Скай присвистнул: это был долгий путь.
— А Хермонд уже отправил кого-нибудь к отцу?
— С этим ещё ничего не решили. Говорят, Сход соберут завтра, сразу после прощания. Бейнел вызывается на своей лодке, но ты сам знаешь — куда на ней через море-то… Прости, раай-сар, — спохватился Вийнир, — но я должен спешить.
— Доброй тебе дороги.
— Спасибо, — Вийнир поспешил прочь, но шагов с десяти весело крикнул через плечо: — Бьюсь об заклад, когда я вернусь, ты уже будешь Наречён!
Скай заставил себя улыбнуться в ответ, но от этих слов у него похолодело в груди. Я ведь уже Наречён. Без праздничной церемонии, без подарков, без застолья, без торжественной записи в городской Книге Порядка Имён. Наречён посреди глухого леса, сумасшедшим Колдуном. Изгнанником. Страшно даже представить, что в городе скажут, когда узнают. Засмеют? Застыдят?

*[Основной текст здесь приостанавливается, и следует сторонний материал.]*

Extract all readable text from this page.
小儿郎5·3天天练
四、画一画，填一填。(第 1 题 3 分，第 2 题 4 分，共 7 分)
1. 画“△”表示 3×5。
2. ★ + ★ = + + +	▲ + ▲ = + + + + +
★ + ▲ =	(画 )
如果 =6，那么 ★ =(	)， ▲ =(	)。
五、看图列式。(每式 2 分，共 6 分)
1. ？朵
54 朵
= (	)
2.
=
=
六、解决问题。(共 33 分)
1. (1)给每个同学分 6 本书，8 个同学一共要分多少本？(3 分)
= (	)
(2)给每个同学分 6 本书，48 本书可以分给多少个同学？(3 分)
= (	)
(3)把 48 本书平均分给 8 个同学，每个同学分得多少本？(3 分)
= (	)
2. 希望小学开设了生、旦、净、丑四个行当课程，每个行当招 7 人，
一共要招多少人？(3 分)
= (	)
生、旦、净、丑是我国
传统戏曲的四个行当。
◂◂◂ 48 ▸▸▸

Скай усилием воли стряхнул с себя оцепенение. Вийнир давно ушёл по направлению к стойлам, а Скаю предстояла беседа с Хермондом, и навряд ли приятная. Но не отвертишься. Скай прошёл окраинными улицами, чтобы ещё с кем-нибудь не встретиться, собрался с духом, вошёл в караулку и тихо встал у стены.
Чадили лампы. Караулка были выстроена недавно взамен старой, больно уж тесной, и стена всё ещё была занозистой и пахла смолой. Все остальные запахи были куда менее приятны: кровь, пот, палёное мясо, горькие травяные отвары, слабый, но безошибочно узнаваемый смрад Проклятых. В дальнем углу кто-то непрерывно стонал. Лилась в тазы вода из кувшинов. От лавки к лавке сновала старуха-лекарка и женщины, вызвавшиеся ей помогать. Они говорили ласково и тихо, точно с больными детьми. Одна из них улыбнулась Скаю, прежде чем выйти мимо него за порог с тазом, полным мутной бурой воды. Лицо было ему плохо знакомо, волосы убраны под платок с вышивкой по краю. У матери, помнится, был похожий, только светлый.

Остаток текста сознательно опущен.